Under the Trump administration, the number of asylum seekers granted relief steadily increased. Until the pandemic hit and court dispositions in general dropped, the annual number of asylum seekers found legally entitled to stay averaged twice the level of those examined who were adjudicated during President Obama. The number of asylum seekers ordered removed, however, rose faster. Over Trump’s four-year term, an average of 57 percent filing asylum applications were ordered deported, while 43 percent were allowed to remain.

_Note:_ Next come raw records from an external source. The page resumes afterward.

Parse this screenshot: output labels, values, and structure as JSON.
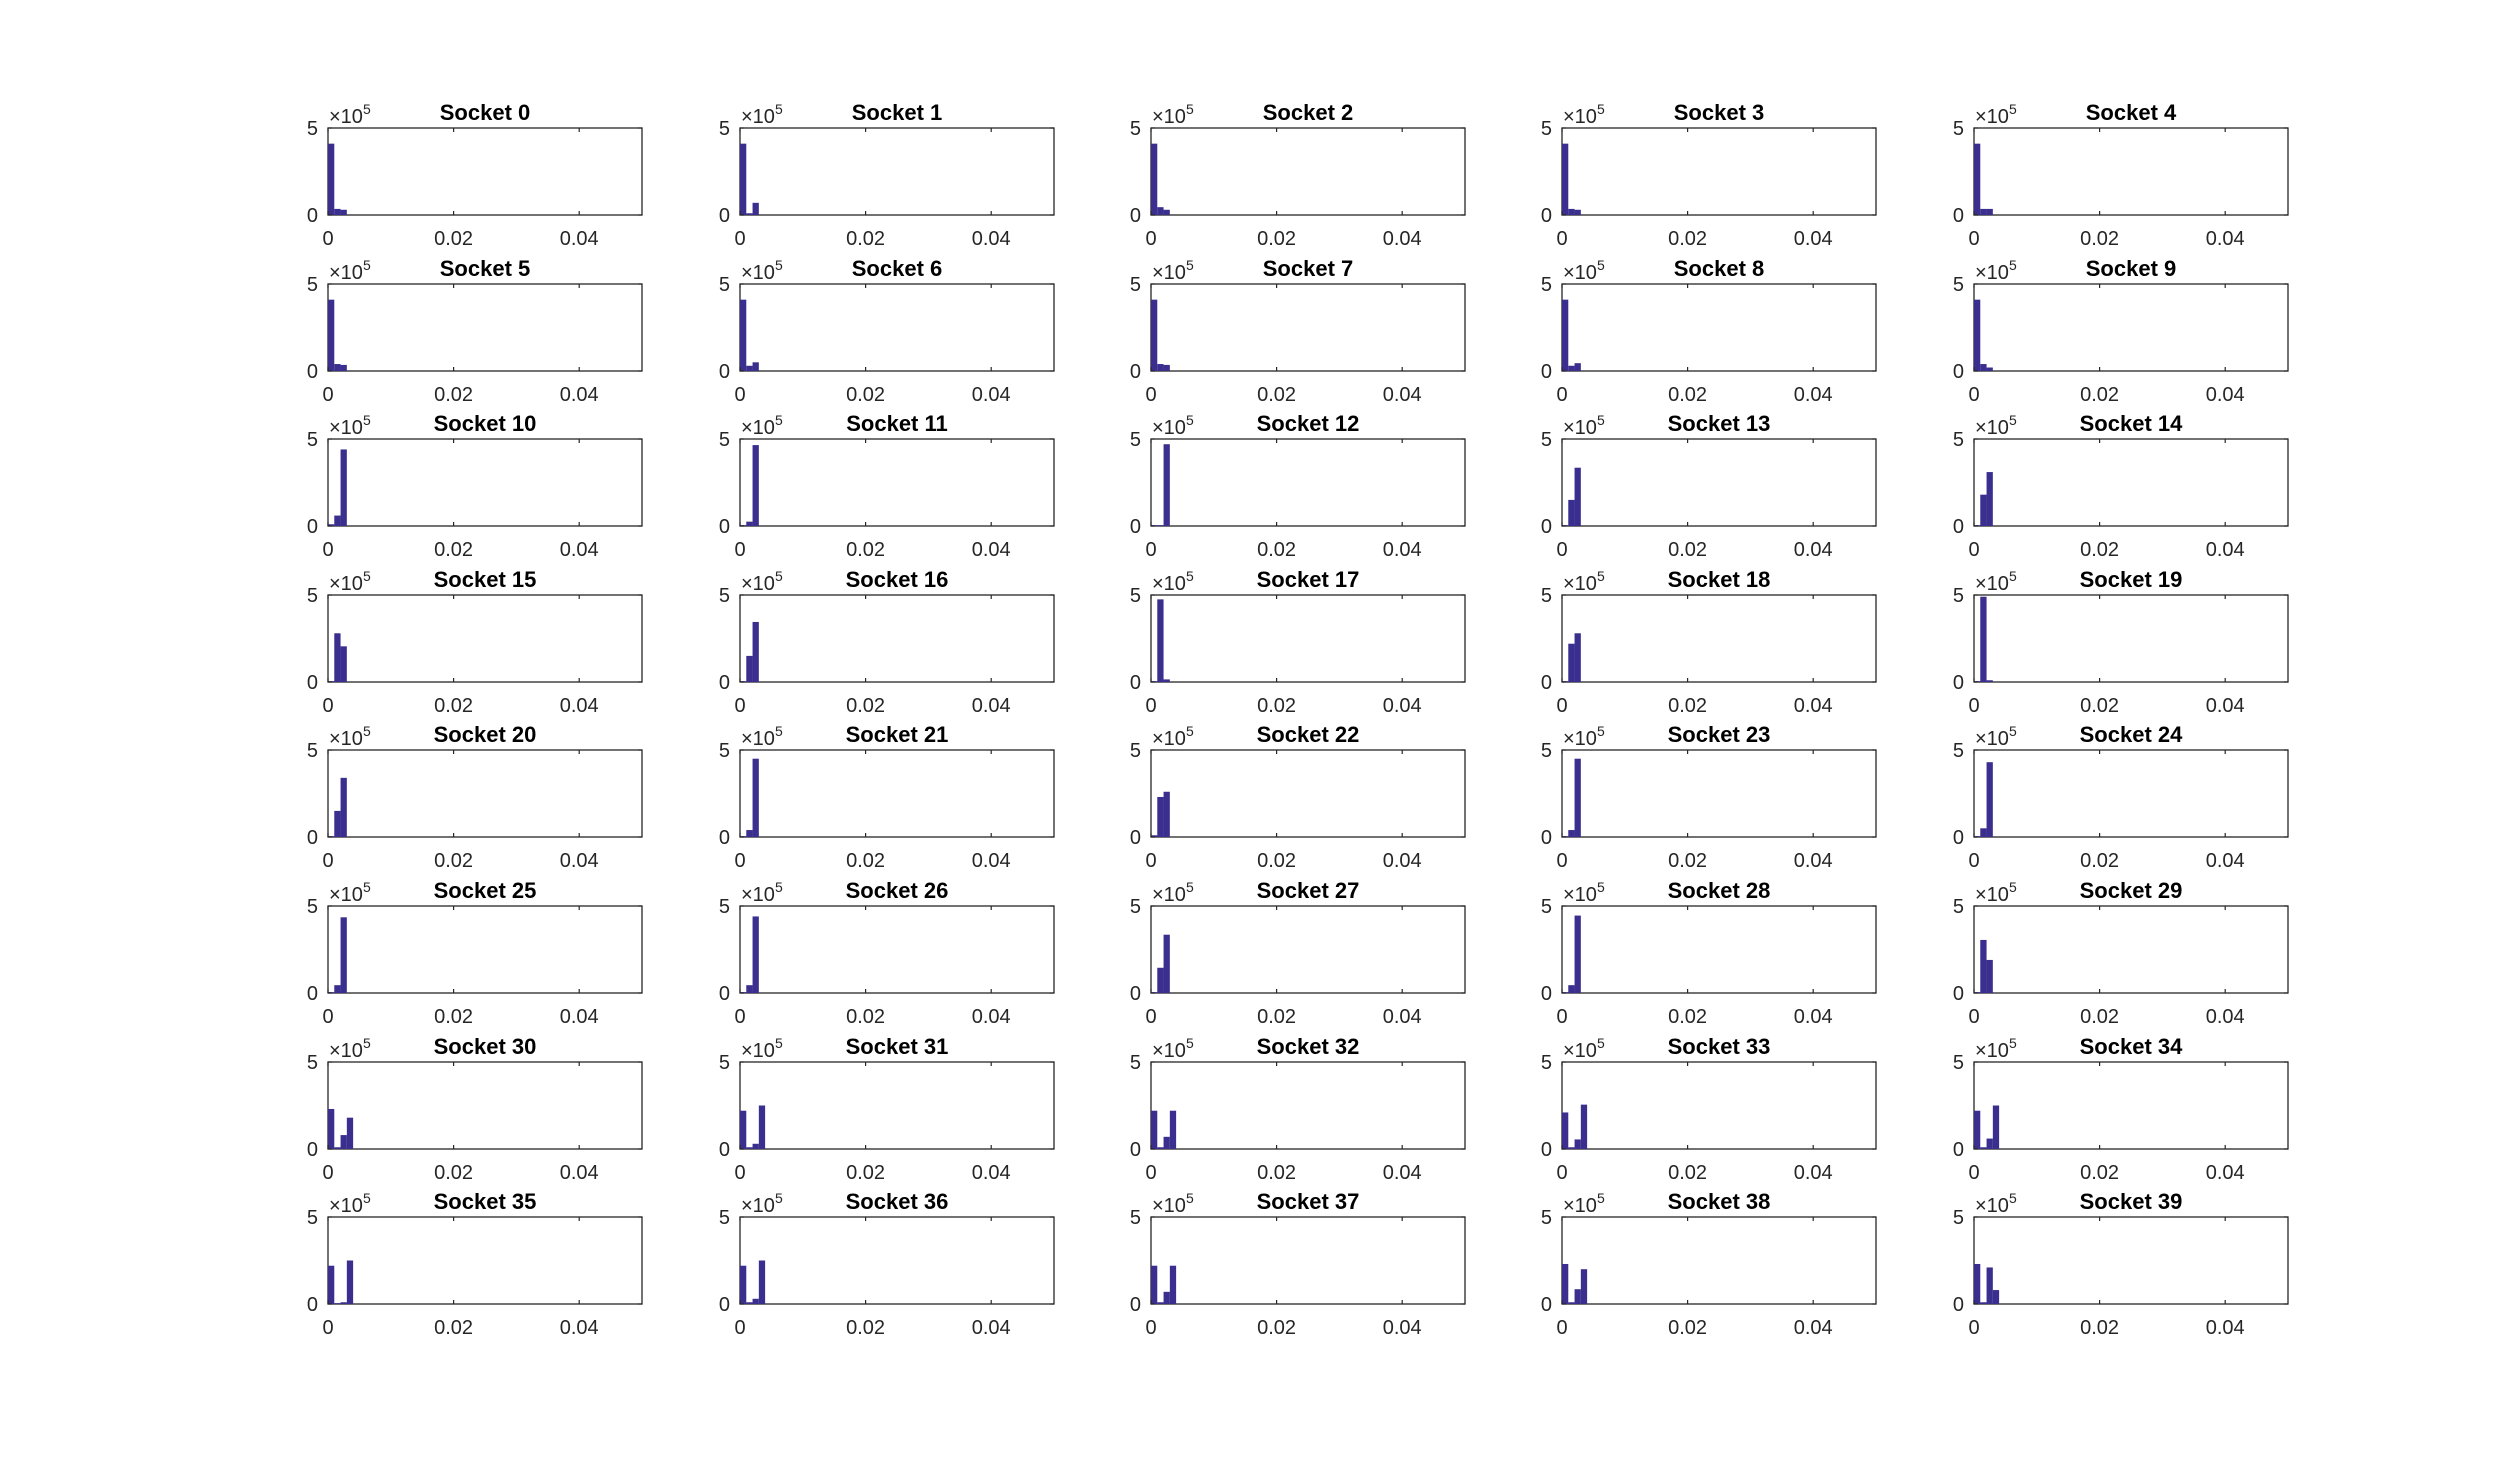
{
  "chart_data": {
    "type": "bar",
    "layout": "grid 8 rows x 5 columns of histograms",
    "multiplier_label": "×10",
    "multiplier_exponent": "5",
    "ylim": [
      0,
      5
    ],
    "yticks": [
      0,
      5
    ],
    "ytick_labels": [
      "0",
      "5"
    ],
    "xlim": [
      0,
      0.05
    ],
    "xticks": [
      0,
      0.02,
      0.04
    ],
    "xtick_labels": [
      "0",
      "0.02",
      "0.04"
    ],
    "bin_width": 0.001,
    "bar_color": "#3a2f8f",
    "grid": false,
    "panels": [
      {
        "title": "Socket 0",
        "bars": [
          4.1,
          0.35,
          0.3
        ]
      },
      {
        "title": "Socket 1",
        "bars": [
          4.1,
          0.1,
          0.7
        ]
      },
      {
        "title": "Socket 2",
        "bars": [
          4.1,
          0.45,
          0.3
        ]
      },
      {
        "title": "Socket 3",
        "bars": [
          4.1,
          0.35,
          0.3
        ]
      },
      {
        "title": "Socket 4",
        "bars": [
          4.1,
          0.35,
          0.35
        ]
      },
      {
        "title": "Socket 5",
        "bars": [
          4.1,
          0.4,
          0.35
        ]
      },
      {
        "title": "Socket 6",
        "bars": [
          4.1,
          0.3,
          0.5
        ]
      },
      {
        "title": "Socket 7",
        "bars": [
          4.1,
          0.4,
          0.35
        ]
      },
      {
        "title": "Socket 8",
        "bars": [
          4.1,
          0.3,
          0.45
        ]
      },
      {
        "title": "Socket 9",
        "bars": [
          4.1,
          0.4,
          0.2
        ]
      },
      {
        "title": "Socket 10",
        "bars": [
          0.1,
          0.6,
          4.4
        ]
      },
      {
        "title": "Socket 11",
        "bars": [
          0.05,
          0.25,
          4.65
        ]
      },
      {
        "title": "Socket 12",
        "bars": [
          0.05,
          0.05,
          4.7
        ]
      },
      {
        "title": "Socket 13",
        "bars": [
          0.05,
          1.5,
          3.35
        ]
      },
      {
        "title": "Socket 14",
        "bars": [
          0.05,
          1.8,
          3.1
        ]
      },
      {
        "title": "Socket 15",
        "bars": [
          0.05,
          2.8,
          2.05
        ]
      },
      {
        "title": "Socket 16",
        "bars": [
          0.05,
          1.5,
          3.45
        ]
      },
      {
        "title": "Socket 17",
        "bars": [
          0.05,
          4.75,
          0.15
        ]
      },
      {
        "title": "Socket 18",
        "bars": [
          0.05,
          2.2,
          2.8
        ]
      },
      {
        "title": "Socket 19",
        "bars": [
          0.05,
          4.9,
          0.1
        ]
      },
      {
        "title": "Socket 20",
        "bars": [
          0.05,
          1.5,
          3.4
        ]
      },
      {
        "title": "Socket 21",
        "bars": [
          0.05,
          0.4,
          4.5
        ]
      },
      {
        "title": "Socket 22",
        "bars": [
          0.1,
          2.3,
          2.6
        ]
      },
      {
        "title": "Socket 23",
        "bars": [
          0.05,
          0.4,
          4.5
        ]
      },
      {
        "title": "Socket 24",
        "bars": [
          0.05,
          0.5,
          4.3
        ]
      },
      {
        "title": "Socket 25",
        "bars": [
          0.05,
          0.45,
          4.35
        ]
      },
      {
        "title": "Socket 26",
        "bars": [
          0.05,
          0.45,
          4.4
        ]
      },
      {
        "title": "Socket 27",
        "bars": [
          0.05,
          1.45,
          3.35
        ]
      },
      {
        "title": "Socket 28",
        "bars": [
          0.05,
          0.45,
          4.45
        ]
      },
      {
        "title": "Socket 29",
        "bars": [
          0.05,
          3.05,
          1.9
        ]
      },
      {
        "title": "Socket 30",
        "bars": [
          2.3,
          0.1,
          0.8,
          1.8
        ]
      },
      {
        "title": "Socket 31",
        "bars": [
          2.2,
          0.1,
          0.3,
          2.5
        ]
      },
      {
        "title": "Socket 32",
        "bars": [
          2.2,
          0.1,
          0.7,
          2.2
        ]
      },
      {
        "title": "Socket 33",
        "bars": [
          2.1,
          0.1,
          0.55,
          2.55
        ]
      },
      {
        "title": "Socket 34",
        "bars": [
          2.2,
          0.1,
          0.6,
          2.5
        ]
      },
      {
        "title": "Socket 35",
        "bars": [
          2.2,
          0.05,
          0.1,
          2.5
        ]
      },
      {
        "title": "Socket 36",
        "bars": [
          2.2,
          0.1,
          0.3,
          2.5
        ]
      },
      {
        "title": "Socket 37",
        "bars": [
          2.2,
          0.1,
          0.7,
          2.2
        ]
      },
      {
        "title": "Socket 38",
        "bars": [
          2.3,
          0.1,
          0.85,
          2.0
        ]
      },
      {
        "title": "Socket 39",
        "bars": [
          2.3,
          0.1,
          2.1,
          0.8
        ]
      }
    ]
  }
}
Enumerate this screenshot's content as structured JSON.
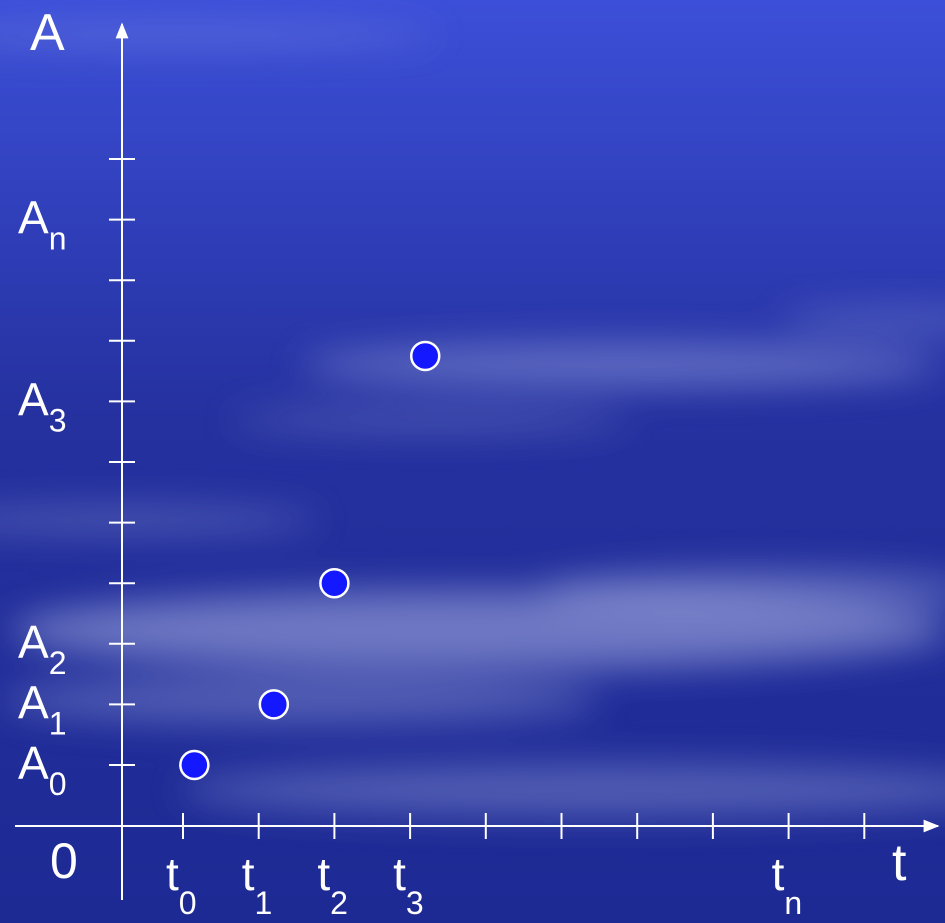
{
  "chart_data": {
    "type": "scatter",
    "axes": {
      "y_label": "A",
      "x_label": "t",
      "origin_label": "0"
    },
    "y_ticks": [
      {
        "main": "A",
        "sub": "0"
      },
      {
        "main": "A",
        "sub": "1"
      },
      {
        "main": "A",
        "sub": "2"
      },
      {
        "main": "",
        "sub": ""
      },
      {
        "main": "",
        "sub": ""
      },
      {
        "main": "",
        "sub": ""
      },
      {
        "main": "A",
        "sub": "3"
      },
      {
        "main": "",
        "sub": ""
      },
      {
        "main": "",
        "sub": ""
      },
      {
        "main": "A",
        "sub": "n"
      },
      {
        "main": "",
        "sub": ""
      }
    ],
    "x_ticks": [
      {
        "main": "t",
        "sub": "0"
      },
      {
        "main": "t",
        "sub": "1"
      },
      {
        "main": "t",
        "sub": "2"
      },
      {
        "main": "t",
        "sub": "3"
      },
      {
        "main": "",
        "sub": ""
      },
      {
        "main": "",
        "sub": ""
      },
      {
        "main": "",
        "sub": ""
      },
      {
        "main": "",
        "sub": ""
      },
      {
        "main": "t",
        "sub": "n"
      },
      {
        "main": "",
        "sub": ""
      }
    ],
    "points": [
      {
        "x": 0.15,
        "y": 0.0
      },
      {
        "x": 1.2,
        "y": 1.0
      },
      {
        "x": 2.0,
        "y": 3.0
      },
      {
        "x": 3.2,
        "y": 6.75
      }
    ],
    "grid": false,
    "legend": "none"
  },
  "colors": {
    "background_top": "#3c4fd8",
    "background_bottom": "#1d2a94",
    "axis": "#ffffff",
    "point_fill": "#1418ff",
    "point_stroke": "#ffffff"
  }
}
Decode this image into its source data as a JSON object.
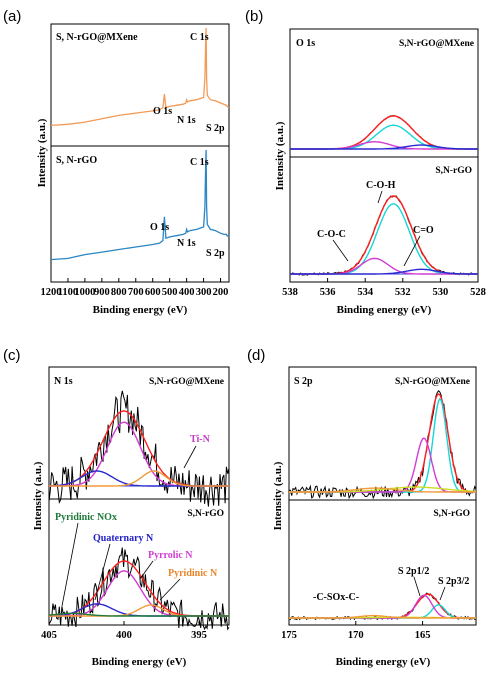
{
  "chart_data": [
    {
      "panel": "(a)",
      "type": "line",
      "xlabel": "Binding energy (eV)",
      "ylabel": "Intensity (a.u.)",
      "xlim": [
        1200,
        150
      ],
      "xticks": [
        "1200",
        "1100",
        "1000",
        "900",
        "800",
        "700",
        "600",
        "500",
        "400",
        "300",
        "200"
      ],
      "sub": [
        {
          "label": "S, N-rGO@MXene",
          "annotations": [
            {
              "text": "O 1s",
              "x": 531
            },
            {
              "text": "N 1s",
              "x": 400
            },
            {
              "text": "C 1s",
              "x": 285
            },
            {
              "text": "S 2p",
              "x": 165
            }
          ]
        },
        {
          "label": "S, N-rGO",
          "annotations": [
            {
              "text": "O 1s",
              "x": 531
            },
            {
              "text": "N 1s",
              "x": 400
            },
            {
              "text": "C 1s",
              "x": 285
            },
            {
              "text": "S 2p",
              "x": 165
            }
          ]
        }
      ],
      "series": [
        {
          "name": "S, N-rGO@MXene",
          "color": "#f39a55",
          "x": [
            1200,
            1100,
            1000,
            900,
            800,
            700,
            600,
            560,
            540,
            531,
            522,
            500,
            460,
            420,
            405,
            400,
            395,
            380,
            340,
            300,
            292,
            288,
            285,
            282,
            278,
            260,
            230,
            200,
            180,
            168,
            165,
            162,
            150
          ],
          "y": [
            0.13,
            0.14,
            0.16,
            0.19,
            0.22,
            0.24,
            0.26,
            0.27,
            0.29,
            0.41,
            0.29,
            0.3,
            0.31,
            0.32,
            0.33,
            0.36,
            0.34,
            0.35,
            0.36,
            0.38,
            0.55,
            0.85,
            1.0,
            0.55,
            0.4,
            0.36,
            0.35,
            0.33,
            0.32,
            0.31,
            0.31,
            0.3,
            0.29
          ]
        },
        {
          "name": "S, N-rGO",
          "color": "#2a86c4",
          "x": [
            1200,
            1100,
            1000,
            900,
            800,
            700,
            600,
            560,
            540,
            531,
            522,
            500,
            460,
            420,
            405,
            400,
            395,
            380,
            340,
            300,
            292,
            288,
            285,
            282,
            278,
            260,
            230,
            200,
            180,
            168,
            165,
            162,
            150
          ],
          "y": [
            0.13,
            0.14,
            0.17,
            0.19,
            0.21,
            0.23,
            0.25,
            0.26,
            0.28,
            0.47,
            0.3,
            0.31,
            0.32,
            0.33,
            0.34,
            0.37,
            0.35,
            0.36,
            0.37,
            0.39,
            0.55,
            0.85,
            1.0,
            0.55,
            0.41,
            0.37,
            0.36,
            0.34,
            0.33,
            0.33,
            0.33,
            0.32,
            0.31
          ]
        }
      ]
    },
    {
      "panel": "(b)",
      "type": "line",
      "xlabel": "Binding energy (eV)",
      "ylabel": "Intensity (a.u.)",
      "xlim": [
        538,
        528
      ],
      "xticks": [
        "538",
        "536",
        "534",
        "532",
        "530",
        "528"
      ],
      "sub": [
        {
          "title": "O 1s",
          "label": "S,N-rGO@MXene",
          "components": [
            {
              "color": "#ff2020",
              "center": 532.5,
              "height": 1.0,
              "width": 1.0
            },
            {
              "color": "#18d6d6",
              "center": 532.5,
              "height": 0.72,
              "width": 0.9
            },
            {
              "color": "#d23cd2",
              "center": 533.5,
              "height": 0.22,
              "width": 0.8
            },
            {
              "color": "#2a2acf",
              "center": 531.0,
              "height": 0.12,
              "width": 0.8
            }
          ]
        },
        {
          "label": "S,N-rGO",
          "annotations": [
            {
              "text": "C-O-H",
              "x": 532.4
            },
            {
              "text": "C-O-C",
              "x": 534.0
            },
            {
              "text": "C=O",
              "x": 530.8
            }
          ],
          "components": [
            {
              "color": "#ff2020",
              "center": 532.5,
              "height": 1.0,
              "width": 0.95
            },
            {
              "color": "#18d6d6",
              "center": 532.5,
              "height": 0.9,
              "width": 0.85
            },
            {
              "color": "#d23cd2",
              "center": 533.5,
              "height": 0.2,
              "width": 0.7
            },
            {
              "color": "#2a2acf",
              "center": 531.0,
              "height": 0.06,
              "width": 0.8
            }
          ]
        }
      ]
    },
    {
      "panel": "(c)",
      "type": "line",
      "xlabel": "Binding energy (eV)",
      "ylabel": "Intensity (a.u.)",
      "xlim": [
        405,
        393
      ],
      "xticks": [
        "405",
        "400",
        "395"
      ],
      "sub": [
        {
          "title": "N 1s",
          "label": "S,N-rGO@MXene",
          "annotations": [
            {
              "text": "Ti-N",
              "x": 397.8
            }
          ],
          "components": [
            {
              "color": "#ff2020",
              "center": 400.0,
              "height": 1.0,
              "width": 1.4
            },
            {
              "color": "#d23cd2",
              "center": 400.0,
              "height": 0.85,
              "width": 1.1
            },
            {
              "color": "#2a2acf",
              "center": 401.8,
              "height": 0.2,
              "width": 1.0
            },
            {
              "color": "#f29a3a",
              "center": 398.0,
              "height": 0.2,
              "width": 0.8
            }
          ]
        },
        {
          "label": "S,N-rGO",
          "annotations": [
            {
              "text": "Pyridinic NOx",
              "x": 403.5
            },
            {
              "text": "Quaternary N",
              "x": 401.5
            },
            {
              "text": "Pyrrolic N",
              "x": 400.0
            },
            {
              "text": "Pyridinic N",
              "x": 398.2
            }
          ],
          "components": [
            {
              "color": "#ff2020",
              "center": 400.0,
              "height": 1.0,
              "width": 1.4
            },
            {
              "color": "#d23cd2",
              "center": 400.0,
              "height": 0.82,
              "width": 1.1
            },
            {
              "color": "#2a2acf",
              "center": 401.8,
              "height": 0.22,
              "width": 1.0
            },
            {
              "color": "#f29a3a",
              "center": 398.2,
              "height": 0.2,
              "width": 0.8
            },
            {
              "color": "#1f7a3a",
              "center": 403.5,
              "height": 0.05,
              "width": 1.0
            }
          ]
        }
      ]
    },
    {
      "panel": "(d)",
      "type": "line",
      "xlabel": "Binding energy (eV)",
      "ylabel": "Intensity (a.u.)",
      "xlim": [
        175,
        161
      ],
      "xticks": [
        "175",
        "170",
        "165"
      ],
      "sub": [
        {
          "title": "S 2p",
          "label": "S,N-rGO@MXene",
          "components": [
            {
              "color": "#ff2020",
              "center": 163.8,
              "height": 1.0,
              "width": 0.7
            },
            {
              "color": "#18d6d6",
              "center": 163.7,
              "height": 0.95,
              "width": 0.5
            },
            {
              "color": "#d23cd2",
              "center": 164.9,
              "height": 0.55,
              "width": 0.55
            },
            {
              "color": "#ccdd22",
              "center": 165.5,
              "height": 0.05,
              "width": 2.2
            },
            {
              "color": "#f29a3a",
              "center": 168.5,
              "height": 0.04,
              "width": 1.5
            }
          ]
        },
        {
          "label": "S,N-rGO",
          "annotations": [
            {
              "text": "-C-SOx-C-",
              "x": 168.7
            },
            {
              "text": "S 2p1/2",
              "x": 165.0
            },
            {
              "text": "S 2p3/2",
              "x": 163.8
            }
          ],
          "components": [
            {
              "color": "#ff2020",
              "center": 164.6,
              "height": 1.0,
              "width": 0.8
            },
            {
              "color": "#18d6d6",
              "center": 163.8,
              "height": 0.55,
              "width": 0.5
            },
            {
              "color": "#d23cd2",
              "center": 164.9,
              "height": 0.95,
              "width": 0.6
            },
            {
              "color": "#ccdd22",
              "center": 166.5,
              "height": 0.03,
              "width": 2.5
            },
            {
              "color": "#f29a3a",
              "center": 168.7,
              "height": 0.1,
              "width": 1.0
            }
          ]
        }
      ]
    }
  ]
}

The Biden administration has further increased processing of asylum applications. Ever larger numbers have been granted asylum and other forms of relief. At the same time, increasing numbers have been ordered removed. As of April 2024, the average proportion allowed to remain in this country has risen to 77 percent, and those ordered removed has fallen to 22 percent.

The focus here was on those who filed asylum applications. This also means these were the more fortunate immigrants who were able to secure representation. Even through representation rates have been declining over recent years, among those who have filed asylum application almost everyone had an attorney. This simply underlines the fact that without an attorney few asylum seekers have been able to file asylum applications. As a result, untold thousands of immigrants seeking asylum have been ordered deported without ever having a court hearing on their asylum claims since they were unable to obtain legal representation. Thus, we simply do not know how many of these immigrants in fact had legally valid asylum claims but are ending up deported.